If it was me and the weather was hot enough, I would actually put the plastic down, wait till the weeds are dead (might only be a week if it's hot enough) then take it off and mulch after that. The cardboard/newspaper thing can be effective too (generally on slightly shorter weeds) but I personally have not had as much luck with it. The caution with that method is to make sure what you're laying down is nice and thick and overlaps everywhere--the weeds will take advantage of every gap.

Durhamville, NY(Zone 5b)

Not only does paper need to be several sheets thick it needs something over it to not only keep it from blowing away, but also to keep weeds from lifting it.

Also don't overlook moving weeds where you can do so without move vegetables at the same time.

Remember the weed battle is never really won, it just gets to the tolerable level. Steady and persistent is what wins the battle. Another thing that helps is to start to learn to identify particular weeds. Annuals that repopulate by seeds can be greatly reduced by catching them before they go to seed. Some perennials are best cut off and covered.

Everett, WA(Zone 8a)

>> Also don't overlook moving weeds where you can do so without move vegetables at the same time.

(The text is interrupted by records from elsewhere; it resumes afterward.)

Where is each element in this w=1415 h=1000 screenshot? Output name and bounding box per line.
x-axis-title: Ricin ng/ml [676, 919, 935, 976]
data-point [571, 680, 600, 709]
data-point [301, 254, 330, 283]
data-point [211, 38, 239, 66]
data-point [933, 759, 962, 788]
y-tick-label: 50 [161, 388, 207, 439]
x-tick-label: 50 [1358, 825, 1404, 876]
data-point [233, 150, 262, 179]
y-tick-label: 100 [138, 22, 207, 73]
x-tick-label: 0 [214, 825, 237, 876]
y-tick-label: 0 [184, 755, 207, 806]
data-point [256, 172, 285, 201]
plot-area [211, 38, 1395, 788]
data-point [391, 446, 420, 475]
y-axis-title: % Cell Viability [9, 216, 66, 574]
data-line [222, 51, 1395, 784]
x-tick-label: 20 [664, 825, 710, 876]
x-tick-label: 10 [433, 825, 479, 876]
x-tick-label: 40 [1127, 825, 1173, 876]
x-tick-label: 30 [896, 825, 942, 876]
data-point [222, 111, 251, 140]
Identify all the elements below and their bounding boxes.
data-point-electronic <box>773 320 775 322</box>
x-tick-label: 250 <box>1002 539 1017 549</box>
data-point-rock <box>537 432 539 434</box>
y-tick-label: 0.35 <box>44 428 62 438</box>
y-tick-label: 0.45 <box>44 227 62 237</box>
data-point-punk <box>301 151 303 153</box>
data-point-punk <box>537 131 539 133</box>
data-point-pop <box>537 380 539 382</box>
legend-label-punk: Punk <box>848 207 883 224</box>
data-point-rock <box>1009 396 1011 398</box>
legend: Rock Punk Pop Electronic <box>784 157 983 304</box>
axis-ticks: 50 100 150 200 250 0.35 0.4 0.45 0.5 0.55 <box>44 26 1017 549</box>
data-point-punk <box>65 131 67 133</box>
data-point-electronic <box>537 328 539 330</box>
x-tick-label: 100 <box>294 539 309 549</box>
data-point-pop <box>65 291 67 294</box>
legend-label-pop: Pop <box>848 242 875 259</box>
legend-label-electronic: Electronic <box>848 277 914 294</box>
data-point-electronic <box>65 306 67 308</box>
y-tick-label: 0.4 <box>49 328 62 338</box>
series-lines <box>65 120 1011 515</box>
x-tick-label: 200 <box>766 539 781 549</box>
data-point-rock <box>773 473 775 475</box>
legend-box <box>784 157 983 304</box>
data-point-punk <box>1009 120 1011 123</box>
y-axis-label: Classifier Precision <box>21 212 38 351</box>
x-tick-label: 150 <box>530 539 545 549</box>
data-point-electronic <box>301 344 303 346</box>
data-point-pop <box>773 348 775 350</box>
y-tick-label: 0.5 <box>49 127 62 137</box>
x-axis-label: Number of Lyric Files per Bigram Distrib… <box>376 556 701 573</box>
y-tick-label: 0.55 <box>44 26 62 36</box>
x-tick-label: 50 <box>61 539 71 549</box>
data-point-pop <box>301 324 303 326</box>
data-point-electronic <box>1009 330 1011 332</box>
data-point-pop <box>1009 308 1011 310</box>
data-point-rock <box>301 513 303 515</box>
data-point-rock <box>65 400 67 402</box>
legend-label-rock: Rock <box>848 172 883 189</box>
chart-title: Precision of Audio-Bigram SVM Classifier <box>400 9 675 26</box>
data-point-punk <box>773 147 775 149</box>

Mowing? I would agree - sometimes when I get far behind, just chopping them down with a mower is better than letting them go to seed, and keep all their foliage to power the growth of roots and seeds.

if you only have time to oush a scuffle hoe back and forth, do that to set them back a little.

Pull them out by the roots when you have time.

After the crops are harvested or you give up on them, you can get ALL the weed roots by digging out the top layer of soil and passing it through a screen before returning it to the bed. Remove weed roots, stones. and big chunks of mulch like bark.

But even that won't keep you from having more weeds next year.

The closest thing I know of to 'weed free" is a thick layer of coarse mulch laid down as soon as possible after planting, PLUS pulling each weed that comes through the mulch, BEFORE its root geets too long to be pulled

Maybe black plastic or cardboard can do the same thing, but it is kind of ugly. I guess enough water and air can get through either one, since they do seem to work for people.